Vivemos numa época de cega obediência à moda, não só no vestir mas também em tudo o mais, inclusivamente, no uso obsessivo das palavras «politicamente correctas». E quem não conhecer um «chavão» entrado em circulação há pouco tempo, poderá ser apelidado de ignorante e analfabeto. O artigo que a seguir se transcreve foca, com a habitual clareza e frontalidade do autor, um caso que ilustra esta introdução.
Cuidados
João César das Neves
Jornal gratuito Destak, de 23 | 10 | 2008
Notícia recente: «Só três em cada dez portugueses sabem o que são cuidados paliativos» O que significa isto? Que o jornalista é parvo!

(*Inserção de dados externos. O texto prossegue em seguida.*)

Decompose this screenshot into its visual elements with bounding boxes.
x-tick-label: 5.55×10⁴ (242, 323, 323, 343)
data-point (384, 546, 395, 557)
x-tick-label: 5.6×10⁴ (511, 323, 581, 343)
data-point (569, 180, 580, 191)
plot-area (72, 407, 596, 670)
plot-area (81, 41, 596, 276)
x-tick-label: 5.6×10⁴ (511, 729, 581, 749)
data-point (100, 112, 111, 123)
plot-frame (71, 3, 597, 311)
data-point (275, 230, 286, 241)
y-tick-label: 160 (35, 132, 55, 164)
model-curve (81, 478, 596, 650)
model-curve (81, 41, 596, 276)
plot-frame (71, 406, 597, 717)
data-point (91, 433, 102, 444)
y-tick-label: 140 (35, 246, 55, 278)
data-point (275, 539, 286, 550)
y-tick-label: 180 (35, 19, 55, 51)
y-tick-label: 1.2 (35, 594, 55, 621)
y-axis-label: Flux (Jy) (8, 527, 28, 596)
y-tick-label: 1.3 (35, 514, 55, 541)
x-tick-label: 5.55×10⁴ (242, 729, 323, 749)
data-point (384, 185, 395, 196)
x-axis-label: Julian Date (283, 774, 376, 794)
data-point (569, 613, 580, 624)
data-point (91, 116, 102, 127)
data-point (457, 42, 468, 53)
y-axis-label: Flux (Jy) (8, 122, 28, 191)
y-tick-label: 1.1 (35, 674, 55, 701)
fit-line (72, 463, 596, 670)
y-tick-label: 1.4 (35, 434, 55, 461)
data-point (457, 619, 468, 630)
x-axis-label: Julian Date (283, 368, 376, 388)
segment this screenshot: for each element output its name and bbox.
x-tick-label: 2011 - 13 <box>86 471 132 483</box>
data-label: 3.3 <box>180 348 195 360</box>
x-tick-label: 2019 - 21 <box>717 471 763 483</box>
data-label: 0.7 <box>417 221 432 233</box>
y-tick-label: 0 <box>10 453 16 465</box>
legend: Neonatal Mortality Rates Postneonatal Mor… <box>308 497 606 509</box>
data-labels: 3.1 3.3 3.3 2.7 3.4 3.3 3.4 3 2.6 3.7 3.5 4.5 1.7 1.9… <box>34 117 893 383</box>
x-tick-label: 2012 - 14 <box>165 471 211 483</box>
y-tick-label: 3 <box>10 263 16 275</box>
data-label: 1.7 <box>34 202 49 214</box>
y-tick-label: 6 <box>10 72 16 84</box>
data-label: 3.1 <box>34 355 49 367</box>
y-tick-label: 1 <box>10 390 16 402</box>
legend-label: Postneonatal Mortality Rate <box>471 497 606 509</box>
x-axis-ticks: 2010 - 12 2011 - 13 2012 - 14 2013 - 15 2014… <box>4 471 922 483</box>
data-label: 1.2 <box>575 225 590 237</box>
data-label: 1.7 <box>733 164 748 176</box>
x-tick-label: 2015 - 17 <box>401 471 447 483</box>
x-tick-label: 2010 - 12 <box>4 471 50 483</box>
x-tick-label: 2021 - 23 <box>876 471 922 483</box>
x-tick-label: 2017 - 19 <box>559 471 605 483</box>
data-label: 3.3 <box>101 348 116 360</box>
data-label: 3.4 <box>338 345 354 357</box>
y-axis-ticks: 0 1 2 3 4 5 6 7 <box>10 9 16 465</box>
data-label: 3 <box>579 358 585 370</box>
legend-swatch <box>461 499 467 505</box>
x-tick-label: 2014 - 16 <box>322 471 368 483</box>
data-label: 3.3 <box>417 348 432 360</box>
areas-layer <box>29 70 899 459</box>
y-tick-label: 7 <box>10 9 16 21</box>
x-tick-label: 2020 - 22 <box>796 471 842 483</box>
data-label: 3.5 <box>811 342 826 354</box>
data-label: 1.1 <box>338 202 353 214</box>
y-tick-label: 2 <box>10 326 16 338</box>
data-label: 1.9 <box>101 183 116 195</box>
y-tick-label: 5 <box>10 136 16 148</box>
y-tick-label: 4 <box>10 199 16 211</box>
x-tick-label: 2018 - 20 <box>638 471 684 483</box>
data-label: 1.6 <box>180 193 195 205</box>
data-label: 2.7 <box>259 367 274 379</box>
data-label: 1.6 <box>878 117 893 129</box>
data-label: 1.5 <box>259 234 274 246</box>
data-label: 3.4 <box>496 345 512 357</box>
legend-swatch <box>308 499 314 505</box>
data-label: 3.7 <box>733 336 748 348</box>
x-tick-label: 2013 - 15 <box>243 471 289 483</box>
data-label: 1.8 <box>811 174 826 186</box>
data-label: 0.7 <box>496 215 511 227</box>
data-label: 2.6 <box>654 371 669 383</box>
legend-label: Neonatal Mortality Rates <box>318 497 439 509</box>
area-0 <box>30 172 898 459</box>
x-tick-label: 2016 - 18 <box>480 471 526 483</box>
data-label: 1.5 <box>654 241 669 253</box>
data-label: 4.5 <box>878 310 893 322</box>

Toda a gente sabe o que é cuidar de uma pessoa a morrer. O que muitos portugueses desconhecem é o termo técnico que um punhado de especialistas deu a algo que se faz desde que o mundo é mundo.
Os jornais hoje acham que devemos saber estas coisas. O nosso tempo tem uma confiança cega nas possibilidades científicas de regulação da nossa existência. A vida tem de ser vivida dentro de um espartilho de teorias e modelos, técnicas e diagnósticos, regulamentos e sondagens, rigor científico e solidez epistemológica.
Tudo muito bem intencionado, só querendo melhorar a nossa existência. Que vida tão boa eles querem que nós vivamos! A verdade é que já nem temos poder sobre o nosso almoço. Amontoam-se os especialistas que sabem tudo o que deveríamos comer.
Directivas comunitárias já se arrogaram o direito de eliminar alguns dos nossos petiscos favoritos. Agora, pelos vistos, até querem ensinar-nos a morrer. Peço desculpa, mas até fico contente por tanta gente em Portugal não ligar à moda cultural do momento.
Isto não significa desprezo pelo valor daquilo que as ciências, técnicas e políticas têm para nos dar. Quando eu morrer espero ter por perto um especialista em cuidados paliativos.
Mas, muito mais importante, espero estar rodeado da minha família e amigos, num clima de amor e elevação. Não afogado em peritos que andaram anos na universidade para aprenderem a maneira como eu devia “bater a bota”.